Le bitume, ou plutôt ici le béton armé, gagne du terrain dans le 5ème arrondissement de Libreville. Entre l’échangeur de l’IAI et le petit marché de Lalala gauche, un projet structurant de près de 500 mètres est en train de redessiner la mobilité locale. Ce chantier de proximité, qui s’inscrit dans la vaste politique d’aménagement urbain impulsée par le Président de la République, Brice Clotaire Oligui Nguema, n’est pas qu’une simple affaire de voirie. Il s’agit de désenclaver un secteur névralgique, facilitant ainsi les échanges commerciaux et la circulation des riverains qui, jusqu’ici, devaient composer avec une voie capricieuse.Sur le terrain, les engins sont à pied d’œuvre et la métamorphose est déjà palpable.
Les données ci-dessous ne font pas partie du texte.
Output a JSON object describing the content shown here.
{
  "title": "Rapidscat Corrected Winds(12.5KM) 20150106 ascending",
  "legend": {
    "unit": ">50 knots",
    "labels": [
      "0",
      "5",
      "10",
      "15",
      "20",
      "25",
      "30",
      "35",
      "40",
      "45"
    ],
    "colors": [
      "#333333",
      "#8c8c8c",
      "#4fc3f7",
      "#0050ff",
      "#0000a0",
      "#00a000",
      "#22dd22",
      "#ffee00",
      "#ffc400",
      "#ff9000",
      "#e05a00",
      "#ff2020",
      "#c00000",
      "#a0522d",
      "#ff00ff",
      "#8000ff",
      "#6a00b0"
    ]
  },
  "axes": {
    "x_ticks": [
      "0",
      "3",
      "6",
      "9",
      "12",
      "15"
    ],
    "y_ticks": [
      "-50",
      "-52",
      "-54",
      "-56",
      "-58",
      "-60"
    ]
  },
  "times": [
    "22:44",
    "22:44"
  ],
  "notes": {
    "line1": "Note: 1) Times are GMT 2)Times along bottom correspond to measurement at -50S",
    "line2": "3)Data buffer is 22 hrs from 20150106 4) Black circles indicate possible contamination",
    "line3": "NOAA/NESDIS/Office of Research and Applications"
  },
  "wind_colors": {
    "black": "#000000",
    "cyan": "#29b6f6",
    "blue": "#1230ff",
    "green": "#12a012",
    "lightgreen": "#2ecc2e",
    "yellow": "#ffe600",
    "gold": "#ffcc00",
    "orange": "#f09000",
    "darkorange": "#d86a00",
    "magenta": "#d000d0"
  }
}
Les équipes techniques s’attellent actuellement aux phases critiques du projet : le matelassage des zones meubles, la stabilisation du sol et le délicat déplacement des réseaux d’eau et d’électricité. Cette rigueur technique est la garantie d’une infrastructure durable. Les premières bordures, fraîchement posées, tracent désormais la voie de ce qui sera bientôt un axe de circulation moderne, complété par des cunettes d’évacuation des eaux usées pour prévenir les éternels affres des inondations saisonnières.Au-delà de l’aspect purement technique, ce chantier revêt une dimension sociale particulièrement saluée par les populations locales. En cohérence avec la politique du maître d’ouvrage, le projet privilégie l’embauche et la formation de la main-d’œuvre nationale, intégrant directement les jeunes du quartier dans la réalisation de l’ouvrage. Cette approche inclusive permet non seulement de lutter contre le chômage de proximité, mais aussi de renforcer le sentiment d’appropriation de l’infrastructure par ses propres bénéficiaires.
C’est l’économie locale qui respire au rythme des coups de pioches et du coulage du béton.Avec un délai de livraison fixé à trois mois, le compte à rebours est lancé pour transformer définitivement le quotidien des usagers de Lalala et de l’IAI. Ce projet illustre la volonté des autorités de ne délaisser aucune zone urbaine, en apportant des solutions concrètes là où le besoin de modernisation se fait le plus sentir. À terme, cette voie secondaire en béton armé ne sera pas seulement un chemin de traverse, mais le symbole d’une ville qui se reconstruit avec pragmatisme, alliant durabilité des matériaux et amélioration directe du cadre de vie des Librevillois.